I would characterize my relationship with longtime newspaper columnist and now Sacramento Bee Editorial Page Editor Dan Morain as a good one. I appreciate him for his willingness to take on anyone or anything if he smells a rat. He is also an exceptional writer. I think he appreciates me for my candor and my consistency. We disagree mightily on a number of policy areas — but that is to be expected since he part of the media’s liberal elite (Dan LOVES it when I generalize about him – not). Yesterday he had a column in the Bee entitled, Missteps on candidate questionnaires can cost elections, in which Dan offers up a shellacking of special interest groups, especially public employee unions, for their lengthy and specific candidate questionnaires, and takes a big issue with the fact that they are all filled out in secret — the public has no idea about what commitments or promises have been made by the people before them on the ballot. He does note an exception, which is the Americans for Tax Reform No Tax Pledge. In the second paragraph of his column he blasts the ATR pledge, saying, “Democrats attack him for it, and many pundits, including me, blame him [Grover Norquist of Americans for Tax Reform] and his ilk for much of what’s wrong with the body politic.”
Enter the ATR pledge. Signing this pledge to the voters, which is short and succinct, makes it abundantly clear to the electorate that a candidate is serious about standing up for the protection of taxpayers. There is no wiggle room, frankly.
Another reason why the pledge is particularly helpful — is that pledge signers have their oath to the voters to use as a powerful shield against the special interests that dominate the state capitol who will lobby, ply, cajole or threaten legislators to increase the size and scope of state government. This pressure on Democrats comes most ardently from labor unions. On the GOP side, it comes often from big business groups who promote some taxes to avoid others that will more adversely impact their specific industry. A great example would be the 2009 debacle where big business lobbied for a budget deal that smacked broad-based income, sales and car taxes on Californians while at the same time setting up a billion dollar sweetheart tax break for many businesses. A more recent example would be where hundreds of millions in annual car taxes and fees were set to expire next year, but somehow enough Republicans went up to pass a seven year reauthorization of them (that’s $2.3 billion total) after heavy lobbying from business interests, who, you guessed it, feast off of much of the proceeds. (In Sacramento, when you can’t stop a regulation, apparently it is en vogue to simply get someone else to cover the cost of it — you know, “Don’t tax me, tax the guy behind the tree.”)

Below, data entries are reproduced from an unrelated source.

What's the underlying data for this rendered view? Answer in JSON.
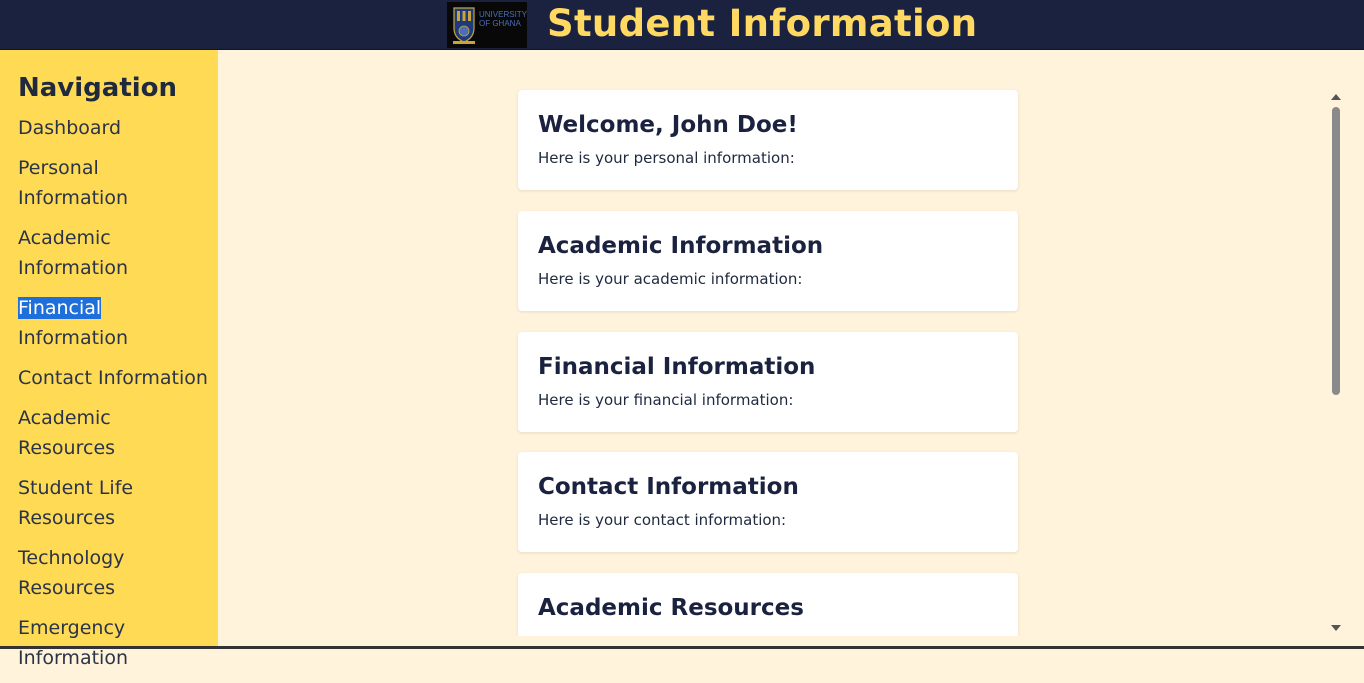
{
  "header": {
    "logo_text": "University of Ghana",
    "title": "Student Information"
  },
  "sidebar": {
    "heading": "Navigation",
    "items": [
      {
        "label": "Dashboard"
      },
      {
        "label": "Personal Information"
      },
      {
        "label": "Academic Information"
      },
      {
        "label_selected": "Financial",
        "label_rest": " Information"
      },
      {
        "label": "Contact Information"
      },
      {
        "label": "Academic Resources"
      },
      {
        "label": "Student Life Resources"
      },
      {
        "label": "Technology Resources"
      },
      {
        "label": "Emergency Information"
      }
    ]
  },
  "main": {
    "cards": [
      {
        "title": "Welcome, John Doe!",
        "text": "Here is your personal information:"
      },
      {
        "title": "Academic Information",
        "text": "Here is your academic information:"
      },
      {
        "title": "Financial Information",
        "text": "Here is your financial information:"
      },
      {
        "title": "Contact Information",
        "text": "Here is your contact information:"
      },
      {
        "title": "Academic Resources",
        "text": ""
      }
    ]
  },
  "colors": {
    "header_bg": "#1B2240",
    "title": "#FFD961",
    "sidebar_bg": "#FFDA55",
    "content_bg": "#FFF3DC",
    "selection": "#1E6FD9"
  }
}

The pledge is mocked by many. There are those on the left, who unbelievably think that Californians are “under taxed” and hate the idea that someone would be so “rigid” as to rule out any tax increases as a matter of course. Then there are those who are the “deal makers” — they seek to bring together grand achievements under the banner of “bipartisanship” (or “post-partisanship) which almost always have at their center a “revenue” mechanism of a tax increase (I can hear it now — “Want to reform pensions? We need to raise taxes. Want to fix the prison system? We need to raise taxes. Want to make cuts? We need to raise taxes.”).
There are some who attack the pledge as not really being a promise to voters, but rather some sort of “oath of fealty” to people like Norquist, or to a blogger like yours truly. This is a bunch of hooey. This is just a way to not only attack the pledge, but to impeach the integrity of every candidate and officeholder who signs it.
And to circle back around to Morain’s point – as distasteful as he finds the no tax pledge — it is public. It’s public because it is not a pledge to a special interest group, but a pledge to the voters. And as you are assessing the candidates on the ballot this year, you should ask the candidates if they have signed it.